We can see the cogs of government as they creak slowly round, not always in the right direction and rarely meshing correctly. We can watch in real time as a delivery of Personal Protective Equipment (PPE) gets delayed, then rescheduled, then arrives, then turns out to be useless.

And any notion of a ‘united kingdom’ is fragmenting before our eyes as governments in Scotland, Wales and the north of Ireland look at England and say: ‘Fuck that. Are you mad?’

‘One Nation Conservatism’

Johnson’s Conservative and Unionist Party has long trumpeted the importance of the whole UK sticking together. Within the party, there’s a strand of thinking – which even Johnson has grabbed at – called ‘One Nation Conservatism’. As well as support for the union, this – in its most rose-tinted version – aims at a form of governance for all.

But again, the pandemic has stripped the veneer and shown us the reality. The BBC’s Emily Maitlis, of all people, gave voice to this fact by saying: “the disease is not a great leveller”. Far from somehow reducing the rampant inequality in the UK, the pandemic is feeding off it. Whether it’s the risk of serious ill health or coping with lockdown, coronavirus is easier to deal with if you’re well off. The government’s announcements that golf is back on while manufacturing workers should get back to work but avoid public transport are almost a celebration of inequality. A giant ‘fuck you’ to any sense of fair play.

In fact, this is so far removed from most conceptions of ‘British values’ that the bits of the UK that aren’t England are doing their own thing. The Guardian’s Martin Kettle observes that this isn’t just the product of recent events; and he suggests that it’s leaving Johnson as the effective leader of England only.

On his tod

Johnson packed his cabinet with largely talent-free nonentities, distinguished only by their cultish mania for the ‘free market’. The only rational explanation for Dominic Raab is that he’s a mechanism for making Johnson appear competent. The even-less-sharp tool in the box as it were. The fact that recycled spiv Grant Shapps has been so prominent in recent weeks shows the total lack of quality in Johnson’s team.

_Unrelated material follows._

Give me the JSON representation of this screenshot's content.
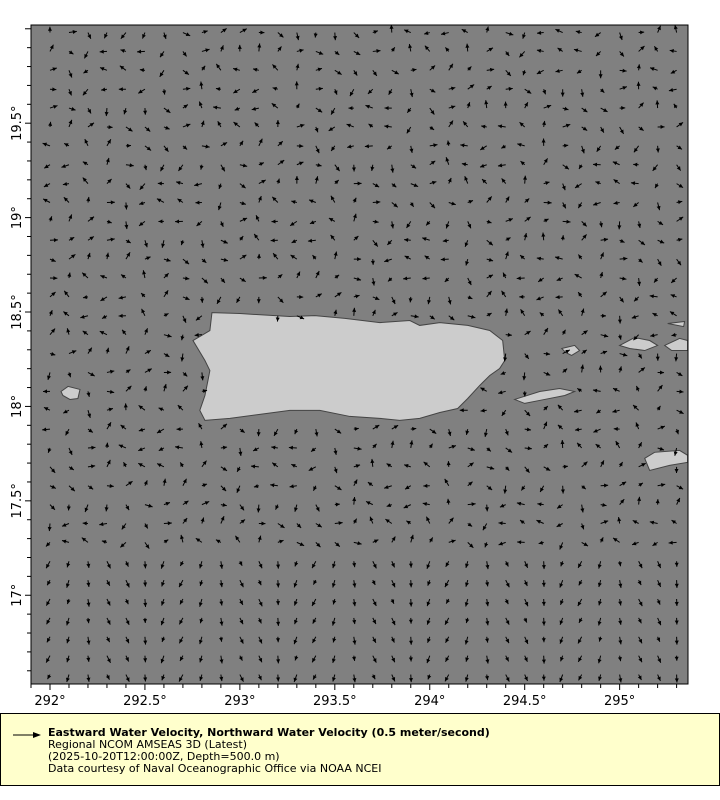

But even among people who owe their political existence to Johnson’s misguided generosity, there are rumblings. Matt Hancock, who one suspects would do anything for a dog biscuit, has reportedly reached breaking point. Fed up with getting the blame for the health of the nation (which, as every Tory health secretary since 2012 knows, is really not their problem), Hancock has snapped. Like any self-respecting teenager trying to prove how mature they are, he apparently whined: “That’s not fair – give me a break” at Johnson. If Hancock, a minister lab-grown by scientists from only enthusiasm and loyalty, is stropping off, who will stick up for Johnson?

Nothing left but to spend more time with the family

Johnson is rapidly losing the UK. He’s at risk of losing large parts of England too, due to his reckless and overly-centralised approach. And he seems to be losing his cabinet colleagues. Bizarrely, he remains broadly popular. Although it could be that fewer people thought he was doing his job “very badly” in April, while he was in hospital hooked up to oxygen, because that was when he had a valid reason for not doing it at all. It could also just be that Brits love nothing more than a hopelessly mismatched underdog.

And that’s all Johnson is now. A pitiable figure, completely out of his depth, with increasingly few people still willing to listen to him. In the language of a thousand resignation letters, he should look to ‘spend more time with the family’. It would be nice for them and it would be good for all of us.